Anno 1600: Wer es sich mit der Lauenburger Obrigkeit verdarb, bekam ihre Grausamkeit zu spüren

Das Lauenburger Schloss verkaufen oder nicht - über diese Frage wird in der Stadt zurzeit rege diskutiert. Vor über 400 Jahren wäre so eine öffentliche Debatte undenkbar gewesen, Demokratie, Bürgerrechte oder gar -beteiligung gab es noch nicht. Das Lauenburger Schloss war eine Stätte der feudalistischen Macht - und für so manchen Untertan ein Ort des Schreckens. Das zeigt eine Geschichte, die der Heimatforscher Wolfgang Blandow im neuen Heft der "Lauenburgischen Heimat" erzählt.

Es ist die Leidensgeschichte des Bergedorfer Amtsschreibers Andreas Grimm. Von 1598 bis 1609, über zehn Jahre lang, wurde er unter menschenunwürdigen Bedingungen im Lauenburger Schloss gefangen gehalten. Mit Folter versuchte man, ihn zu einem Geständnis zu bringen - vergeblich.

Grimm galt als ein Verdächtiger im Prozess um einen angeblichen Mordanschlag auf Herzog Franz II. von Sachsen-Lauenburg. Sechs andere Männer hatten ihn, ebenfalls unter der Folter, beschuldigt. "Wenn man sich mit den Ereignissen beschäftigt, stellt sich die Frage nach dem Wahrheitsgehalt der Behauptungen des Herzogs", schreibt Blandow. Denn Franz II. lag in ständigem Zwist mit Lübeck und Hamburg, hegte großen Hass auf die Hansestädte und wollte sie möglicherweise beim Kaiser in Misskredit bringen.

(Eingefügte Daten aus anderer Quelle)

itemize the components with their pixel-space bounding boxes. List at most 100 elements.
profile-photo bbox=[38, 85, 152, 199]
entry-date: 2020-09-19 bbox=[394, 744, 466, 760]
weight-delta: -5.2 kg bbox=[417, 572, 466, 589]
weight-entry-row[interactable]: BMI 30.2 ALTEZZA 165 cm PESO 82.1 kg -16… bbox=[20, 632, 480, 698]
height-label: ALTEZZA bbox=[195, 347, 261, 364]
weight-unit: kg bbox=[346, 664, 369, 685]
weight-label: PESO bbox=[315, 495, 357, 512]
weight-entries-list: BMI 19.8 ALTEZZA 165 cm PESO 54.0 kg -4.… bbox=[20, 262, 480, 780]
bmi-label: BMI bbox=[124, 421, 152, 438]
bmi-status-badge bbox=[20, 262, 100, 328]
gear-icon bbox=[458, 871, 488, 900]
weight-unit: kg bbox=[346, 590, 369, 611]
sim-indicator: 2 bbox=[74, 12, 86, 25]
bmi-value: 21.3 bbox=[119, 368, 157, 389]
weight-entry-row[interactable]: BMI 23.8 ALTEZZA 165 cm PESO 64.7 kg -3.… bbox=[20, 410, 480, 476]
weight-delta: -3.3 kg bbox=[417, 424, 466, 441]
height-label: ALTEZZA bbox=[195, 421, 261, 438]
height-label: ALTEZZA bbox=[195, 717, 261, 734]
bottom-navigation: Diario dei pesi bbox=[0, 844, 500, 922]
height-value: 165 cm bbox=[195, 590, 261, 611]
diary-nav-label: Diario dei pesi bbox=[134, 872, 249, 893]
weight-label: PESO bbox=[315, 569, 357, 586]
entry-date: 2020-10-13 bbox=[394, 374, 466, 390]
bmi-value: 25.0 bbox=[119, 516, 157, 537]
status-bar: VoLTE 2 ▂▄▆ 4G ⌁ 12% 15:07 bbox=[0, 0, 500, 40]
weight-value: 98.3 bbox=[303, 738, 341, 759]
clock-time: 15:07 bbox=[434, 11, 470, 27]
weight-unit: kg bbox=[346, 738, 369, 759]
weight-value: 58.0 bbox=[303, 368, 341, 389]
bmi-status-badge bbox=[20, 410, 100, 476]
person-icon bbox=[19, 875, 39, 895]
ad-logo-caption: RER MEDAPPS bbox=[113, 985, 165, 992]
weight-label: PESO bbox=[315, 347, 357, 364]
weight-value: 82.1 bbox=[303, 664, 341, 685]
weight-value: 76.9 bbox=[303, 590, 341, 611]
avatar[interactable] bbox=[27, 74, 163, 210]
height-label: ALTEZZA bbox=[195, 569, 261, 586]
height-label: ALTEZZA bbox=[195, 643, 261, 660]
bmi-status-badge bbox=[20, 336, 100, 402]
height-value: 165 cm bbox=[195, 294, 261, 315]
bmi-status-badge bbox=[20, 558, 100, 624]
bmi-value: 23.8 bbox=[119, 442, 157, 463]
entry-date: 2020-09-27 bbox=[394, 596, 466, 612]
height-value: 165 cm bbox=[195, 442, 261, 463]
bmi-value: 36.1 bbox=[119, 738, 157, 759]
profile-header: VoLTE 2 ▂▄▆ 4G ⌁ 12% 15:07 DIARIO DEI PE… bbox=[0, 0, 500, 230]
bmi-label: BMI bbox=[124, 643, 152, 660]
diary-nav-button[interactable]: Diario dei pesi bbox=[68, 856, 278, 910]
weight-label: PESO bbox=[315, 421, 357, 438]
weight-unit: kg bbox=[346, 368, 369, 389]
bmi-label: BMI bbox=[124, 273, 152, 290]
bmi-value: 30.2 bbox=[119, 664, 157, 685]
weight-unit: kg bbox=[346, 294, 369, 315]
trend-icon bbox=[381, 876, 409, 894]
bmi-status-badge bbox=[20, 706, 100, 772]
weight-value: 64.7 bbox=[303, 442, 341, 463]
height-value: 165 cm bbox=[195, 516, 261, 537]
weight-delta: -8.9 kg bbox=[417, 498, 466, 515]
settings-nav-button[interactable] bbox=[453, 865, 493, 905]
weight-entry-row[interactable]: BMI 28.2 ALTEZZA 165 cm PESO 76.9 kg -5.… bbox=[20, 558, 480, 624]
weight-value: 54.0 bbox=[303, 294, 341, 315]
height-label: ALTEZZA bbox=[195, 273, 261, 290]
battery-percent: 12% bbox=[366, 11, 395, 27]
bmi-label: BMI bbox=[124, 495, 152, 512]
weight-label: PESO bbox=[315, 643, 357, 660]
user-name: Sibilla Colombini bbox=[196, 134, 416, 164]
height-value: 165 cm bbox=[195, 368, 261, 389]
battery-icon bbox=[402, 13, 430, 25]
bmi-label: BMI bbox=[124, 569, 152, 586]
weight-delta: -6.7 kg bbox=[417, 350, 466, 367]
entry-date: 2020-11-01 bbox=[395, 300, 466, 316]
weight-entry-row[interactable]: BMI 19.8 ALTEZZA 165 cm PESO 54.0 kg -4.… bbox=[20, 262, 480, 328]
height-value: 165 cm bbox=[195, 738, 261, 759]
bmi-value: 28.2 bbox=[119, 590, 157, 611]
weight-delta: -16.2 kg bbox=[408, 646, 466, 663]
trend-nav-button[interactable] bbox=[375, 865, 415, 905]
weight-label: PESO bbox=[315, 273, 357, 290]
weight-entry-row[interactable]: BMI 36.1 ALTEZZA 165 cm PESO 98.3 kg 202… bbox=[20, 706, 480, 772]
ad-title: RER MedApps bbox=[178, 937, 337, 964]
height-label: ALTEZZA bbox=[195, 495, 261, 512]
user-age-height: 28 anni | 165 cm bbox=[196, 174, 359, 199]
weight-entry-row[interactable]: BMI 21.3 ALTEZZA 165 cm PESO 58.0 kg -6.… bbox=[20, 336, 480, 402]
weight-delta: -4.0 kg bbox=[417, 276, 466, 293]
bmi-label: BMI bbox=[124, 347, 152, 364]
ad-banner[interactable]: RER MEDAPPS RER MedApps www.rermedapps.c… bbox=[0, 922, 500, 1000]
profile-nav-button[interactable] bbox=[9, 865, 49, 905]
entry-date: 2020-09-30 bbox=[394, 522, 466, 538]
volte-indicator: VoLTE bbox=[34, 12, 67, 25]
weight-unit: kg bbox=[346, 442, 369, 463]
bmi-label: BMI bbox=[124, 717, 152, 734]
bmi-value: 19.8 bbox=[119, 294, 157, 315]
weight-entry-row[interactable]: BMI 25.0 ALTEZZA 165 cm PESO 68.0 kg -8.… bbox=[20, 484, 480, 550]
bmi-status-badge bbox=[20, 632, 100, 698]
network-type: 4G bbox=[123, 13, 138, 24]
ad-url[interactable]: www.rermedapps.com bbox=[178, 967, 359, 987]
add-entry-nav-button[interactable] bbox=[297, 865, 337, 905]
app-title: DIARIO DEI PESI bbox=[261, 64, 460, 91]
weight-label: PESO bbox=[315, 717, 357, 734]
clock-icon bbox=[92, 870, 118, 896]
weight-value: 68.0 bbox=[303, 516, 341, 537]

Die Grausamkeit des Herzogs bekam ganz besonders Andreas Grimm zu spüren. Unter einem Vorwand war der Amtsschreiber ins Lauenburgische gelockt, bei Schnakenbek verhaftet worden. Am 3. Mai 1598 trafen drei Henker in Lauenburg ein, die ihn foltern sollten. Seine Bitte um eine Audienz oder einen Verteidiger wurde abgelehnt. Seine Peiniger bohrten ihm unter anderem Schrauben in Beine und Füße und warfen Federkiele mit brennendem Schwefel auf seinen Leib. Seine Zelle war eine kleine vierkantige Stube mit einem Ofen und einem halben Fenster, das sich nicht öffnen ließ. Grimms Füße waren mit Ketten ans Bett gefesselt, in der täglichen Kohlsuppe schwammen oft fingerlange Reste von Putzlappen.

Die Städte Hamburg und Lübeck drohten Franz II. mit der Reichsacht, weil die Verhaftung Grimms und die Folter rechtswidrig seien. Doch dem Herzog gelang es immer wieder, die Freilassung hinauszuschieben. Er selbst war häufig dabei, wenn Grimm gefoltert wurde, zeitweise auch seine Frau, Herzogin Maria.

"'Ohne Geständnis keine Verurteilung' - dieser Grundsatz hat das Leben des Bergedorfer Amtsschreibers gerettet. Seine über zehn Jahre lang aufrecht erhaltene Standhaftigkeit ist bemerkenswert", schreibt Wolfgang Blandow. Der Fall des angeblichen Mordanschlags auf Herzog Franz II. liefere ein erschütterndes Zeugnis über den Rechtszustand im Herzogtum Sachsen-Lauenburg vor 400 Jahren. "Er zeigt auch, wie wenig ein Menschenleben damals galt", so der Autor.

Andreas Grimm hat bald nach seiner Haftentlassung geheiratet - und später in einem Schreiben an die Stadt Lübeck Schadenersatz für die jahrelange Haft gefordert. Seine Mitangeklagten wurden alle hingerichtet.

Auch über diesen Fall hinaus ist im Lauenburger Schloss wohl so mancher Bürger ums Leben gekommen. Franz II. war bekannt für Grausamkeit gegen Untertanen und gegen Menschen, die er in seine Gewalt bekam. Horst Eggert vom Heimatbund und Geschichtsverein: "Der Kerker lag in einem Nebengebäude, das abgebrannt ist. Dort hat man bei Bauarbeiten später noch ein angekettetes Skelett gefunden."